China gave into economic theory (at least partially) in July of 2005 when it allowed the renminbi to float against a basket of currencies. Since then, the yuan has appreciated by approximately 16%. However, I think the currency remains largely under-valued. Let me explain.
Despite China’s efforts to reduce its foreign-exchange reserves, its coffers are overflowing. It’s estimated that China’s reserves have exceeded $1.8 trillion and are accumulating at a rate of $100 million per hour. The Economist recently highlighted this phenomenon, noting that “hot money” is pouring into China at a break-neck pace. The article points out that “China’s trade surplus and foreign direct investment [FDI] explain only 30% of [the total rise in foreign-exchange assets in 2008]!” It’s estimated that $170-$200 billion in hot money has flowed into China within the first five months of 2008, leaving the People’s Bank of China [PBOC] stymied.
Immense capital inflows are fueling inflation in China. In fact, for the first five months of this year, inflation stood at 8.1%. You know it’s bad when one of China’s most respected economists publicly states the risk of stagflation. Such an occurrence took place last week. While I was kicking back at a barbecue celebrating our country’s founding, Li Yining, one of China’s top economists, issued a statement highlighting that China is facing a pressing challenge of preventing inflation from turning into stagflation. Clearly, inflation is a problem and PBOC needs to take action.
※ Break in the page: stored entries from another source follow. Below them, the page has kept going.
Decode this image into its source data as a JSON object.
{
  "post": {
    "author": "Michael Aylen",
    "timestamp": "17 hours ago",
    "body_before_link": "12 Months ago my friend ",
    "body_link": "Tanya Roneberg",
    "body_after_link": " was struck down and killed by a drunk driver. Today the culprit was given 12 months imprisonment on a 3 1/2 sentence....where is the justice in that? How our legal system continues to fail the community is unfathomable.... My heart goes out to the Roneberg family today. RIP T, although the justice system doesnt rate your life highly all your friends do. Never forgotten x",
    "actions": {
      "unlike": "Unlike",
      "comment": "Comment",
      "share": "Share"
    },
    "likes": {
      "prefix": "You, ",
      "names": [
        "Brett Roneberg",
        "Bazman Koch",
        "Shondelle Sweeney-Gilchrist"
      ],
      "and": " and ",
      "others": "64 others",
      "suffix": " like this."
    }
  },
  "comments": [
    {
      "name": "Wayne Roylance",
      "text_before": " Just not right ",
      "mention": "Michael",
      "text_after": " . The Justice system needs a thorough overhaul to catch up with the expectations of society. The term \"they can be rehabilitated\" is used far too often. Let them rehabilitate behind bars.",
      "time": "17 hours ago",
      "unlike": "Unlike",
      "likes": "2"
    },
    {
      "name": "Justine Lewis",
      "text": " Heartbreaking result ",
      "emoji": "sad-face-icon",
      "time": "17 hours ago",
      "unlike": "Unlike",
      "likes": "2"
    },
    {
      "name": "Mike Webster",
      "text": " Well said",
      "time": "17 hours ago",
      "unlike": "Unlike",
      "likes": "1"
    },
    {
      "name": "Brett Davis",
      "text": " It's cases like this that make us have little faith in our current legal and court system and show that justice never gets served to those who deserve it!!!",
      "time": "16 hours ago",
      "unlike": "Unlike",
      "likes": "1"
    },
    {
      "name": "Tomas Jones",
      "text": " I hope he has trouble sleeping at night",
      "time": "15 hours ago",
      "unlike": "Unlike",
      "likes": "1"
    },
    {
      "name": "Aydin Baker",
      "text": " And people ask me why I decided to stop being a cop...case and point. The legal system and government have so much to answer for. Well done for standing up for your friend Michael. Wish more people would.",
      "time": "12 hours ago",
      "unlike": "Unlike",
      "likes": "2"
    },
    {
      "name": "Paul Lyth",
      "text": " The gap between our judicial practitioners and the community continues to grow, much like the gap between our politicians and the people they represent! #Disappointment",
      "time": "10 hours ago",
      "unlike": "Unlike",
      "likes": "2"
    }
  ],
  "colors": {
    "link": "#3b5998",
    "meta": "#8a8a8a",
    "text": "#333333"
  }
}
That being said, the PBOC has not been idle. In an effort to curb money-supply growth, the PBOC has raised banks' reserve requirements 16 times, from 9.0% to 17.5%. But reserve requirements cannot be raised forever. Sooner or later, the PBOC’s erstwhile monetary stance will have to change to successfully combat inflation.
With China’s foreign-exchange reserves swelling and inflation escalating, I think an outright reprising of the renminbi is not out of the question. Only after inflation eases will the yuan’s appreciation slow.
If the expectation of higher appreciation wasn't enough, even the interest rate differential between the renminbi and dollar is favorable. Yuan deposits are currently paying 4%, whereas dollar deposits are paying a paltry 2%. I think this higher yield, combined with the expectation of appreciation, provides an ideal investment opportunity. No surprise that $200 billion in “hot money” has poured into China since the start of the year.
The only problem is trying to figure out how to get some of my own hot money into China.